There is a tiresome consistency to these agencies as they offer, not only a vague promises of a “A new way of doing things” but also faux business processes that will “transform your brand”. What is wrong with simply having intelligent, hard-working, dedicated people or a desire to produce compelling and effective creative? I guess it because they can’t offer either of them. Or worse, they don’t believe in themselves so have to offer the moon on a stick in the vain hope of catching someone’s attention (by poking their eye out with it I guess)

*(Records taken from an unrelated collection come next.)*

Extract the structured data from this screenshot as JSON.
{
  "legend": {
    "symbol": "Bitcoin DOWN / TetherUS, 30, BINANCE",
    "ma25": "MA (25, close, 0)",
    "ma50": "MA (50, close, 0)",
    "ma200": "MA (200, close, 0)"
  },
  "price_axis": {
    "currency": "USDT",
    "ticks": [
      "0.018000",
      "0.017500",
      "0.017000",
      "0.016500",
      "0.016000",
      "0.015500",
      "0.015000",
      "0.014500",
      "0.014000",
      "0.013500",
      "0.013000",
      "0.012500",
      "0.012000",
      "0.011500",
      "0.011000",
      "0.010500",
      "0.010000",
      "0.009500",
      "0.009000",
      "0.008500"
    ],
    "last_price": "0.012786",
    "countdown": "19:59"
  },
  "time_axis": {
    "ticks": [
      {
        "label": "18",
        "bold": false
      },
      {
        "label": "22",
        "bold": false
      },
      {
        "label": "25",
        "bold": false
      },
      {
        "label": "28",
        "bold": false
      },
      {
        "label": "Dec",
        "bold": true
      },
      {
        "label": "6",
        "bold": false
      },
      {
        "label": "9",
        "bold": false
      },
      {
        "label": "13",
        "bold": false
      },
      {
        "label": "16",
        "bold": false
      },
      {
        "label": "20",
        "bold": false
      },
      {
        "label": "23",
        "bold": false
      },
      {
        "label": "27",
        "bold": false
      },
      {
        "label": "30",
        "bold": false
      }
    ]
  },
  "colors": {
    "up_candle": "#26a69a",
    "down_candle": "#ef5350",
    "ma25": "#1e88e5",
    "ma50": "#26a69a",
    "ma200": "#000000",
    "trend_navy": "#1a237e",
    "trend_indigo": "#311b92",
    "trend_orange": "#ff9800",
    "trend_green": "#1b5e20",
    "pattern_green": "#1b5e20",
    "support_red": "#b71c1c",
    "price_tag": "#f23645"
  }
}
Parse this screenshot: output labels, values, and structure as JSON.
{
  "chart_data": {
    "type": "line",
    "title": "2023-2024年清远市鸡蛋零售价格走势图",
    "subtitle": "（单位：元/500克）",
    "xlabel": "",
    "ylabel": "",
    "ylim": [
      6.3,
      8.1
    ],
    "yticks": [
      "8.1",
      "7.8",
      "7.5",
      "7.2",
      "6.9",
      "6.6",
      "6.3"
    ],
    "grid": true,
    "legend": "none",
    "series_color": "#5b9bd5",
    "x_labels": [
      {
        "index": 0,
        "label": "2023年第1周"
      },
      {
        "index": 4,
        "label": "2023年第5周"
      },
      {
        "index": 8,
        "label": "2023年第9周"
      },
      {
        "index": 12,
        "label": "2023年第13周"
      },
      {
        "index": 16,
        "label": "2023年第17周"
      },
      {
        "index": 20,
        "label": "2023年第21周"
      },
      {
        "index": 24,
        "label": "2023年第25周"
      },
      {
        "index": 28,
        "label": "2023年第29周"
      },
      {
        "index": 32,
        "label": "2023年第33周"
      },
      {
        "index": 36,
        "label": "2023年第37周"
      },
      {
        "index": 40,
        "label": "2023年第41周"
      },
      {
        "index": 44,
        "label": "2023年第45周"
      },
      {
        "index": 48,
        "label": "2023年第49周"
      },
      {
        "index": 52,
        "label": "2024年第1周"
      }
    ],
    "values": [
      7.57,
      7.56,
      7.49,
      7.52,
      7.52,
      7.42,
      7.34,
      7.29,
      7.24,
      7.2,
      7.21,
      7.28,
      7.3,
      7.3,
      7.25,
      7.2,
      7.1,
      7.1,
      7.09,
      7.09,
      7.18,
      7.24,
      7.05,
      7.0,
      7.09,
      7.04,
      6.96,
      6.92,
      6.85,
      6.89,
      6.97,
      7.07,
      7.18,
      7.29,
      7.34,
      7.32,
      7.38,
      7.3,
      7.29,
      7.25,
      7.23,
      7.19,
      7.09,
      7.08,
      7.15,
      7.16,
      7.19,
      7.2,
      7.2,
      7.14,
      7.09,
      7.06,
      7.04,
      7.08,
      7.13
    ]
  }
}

What lowers my blood pressure is seeing well-thought out creative ground out first thing on a Monday morning, not only on time but also on budget. Creative that makes clients stop and think and their customers respond positively to their brand. If agencies spent less time trying to reinvent the wheel and instead focussed on understanding their clients business then there’d be much less churn in the market place too.
So I ask myself why to clients change agencies? Is it because the agency doesn’t have a new and never been done before flexible working package for its staff? No. Is it because the agency hasn’t created a “bespoke” and “unique” branding process that “will transform your business”? No, it is not. Clients change agencies because the promises they have been made by those who make these ludicrous, pointless and banal statements about what they can deliver are broken. Clients change agencies because the agencies produce poor creative due to a lack of insight, lack of idea-generation and lack of nose-to-the-grindstone hard-work. They lose clients because of poor project management, quality control and budgeting. They lose clients because they spend too much time thinking about themselves and not the brands they should be serving.
Why should I be bothered? Simple: because it questions the integrity of the whole creative industry sector. A group of constantly shifting characters who think that the agency name, bright orange furniture, table football and hastily constructed branding processes (always given ludicrous names such as brandcarrot©) makes them attractive to clients.
I suppose it works occasionally because clients can become blinded to what a good agency can do for them as there are so many flag wavers out there obscuring the view.